Sob a ótica jurídica, essa realidade confronta a essência da supremacia do interesse público, que justifica o poder da Administração em prol da coletividade. A informação oficial é essencial à sociedade. Negar-lhe prioridade ou visibilidade equivale a negar o direito fundamental à informação (art. 5º, XIV, CF/88) e o dever constitucional de publicidade e transparência. Assim, a atuação das plataformas, ao ocultar comunicações sob critérios comerciais, interfere na consecução de fins públicos e desequilibra a relação entre Estado e sociedade.
Quando uma instituição precisa desmentir boatos sobre decisões ou segurança financeira e sua mensagem não alcança o cidadão, abrem-se brechas para colapsos informacionais.

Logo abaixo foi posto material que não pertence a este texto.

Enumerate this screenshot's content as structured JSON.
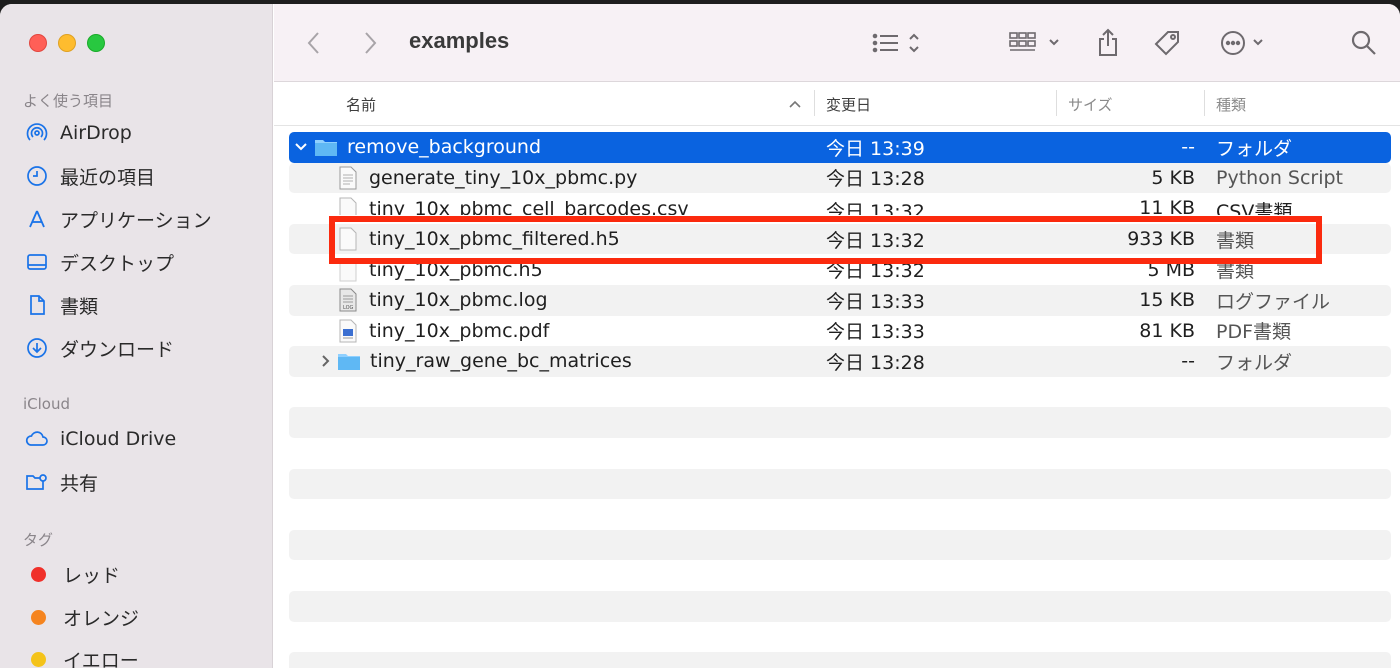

A desinformação gera medo, e o medo traz reflexos econômicos e sociais. Em um ambiente digital volátil, a falta de alcance das comunicações oficiais é, por si só, um risco à democracia.
Propõe-se, assim, uma Lei de Reconsideração Algorítmica para Perfis Públicos, que obrigue plataformas a tratar de forma diferenciada as contas oficiais dos Três Poderes e de instituições que prestam serviços públicos. A lei deve garantir: (a) entrega de conteúdos em situações de emergência ou desinformação comprovada; (b) priorização automática de campanhas de saúde, segurança e interesse econômico; e (c) mecanismos de transparência, com relatórios públicos de alcance das mensagens oficiais. Não se trata de censura, mas de reafirmar o princípio da prevalência do interesse público, adaptado ao contexto digital. O objetivo é garantir que, quando o Estado falar, o cidadão ouça — com a mesma velocidade das informações falsas.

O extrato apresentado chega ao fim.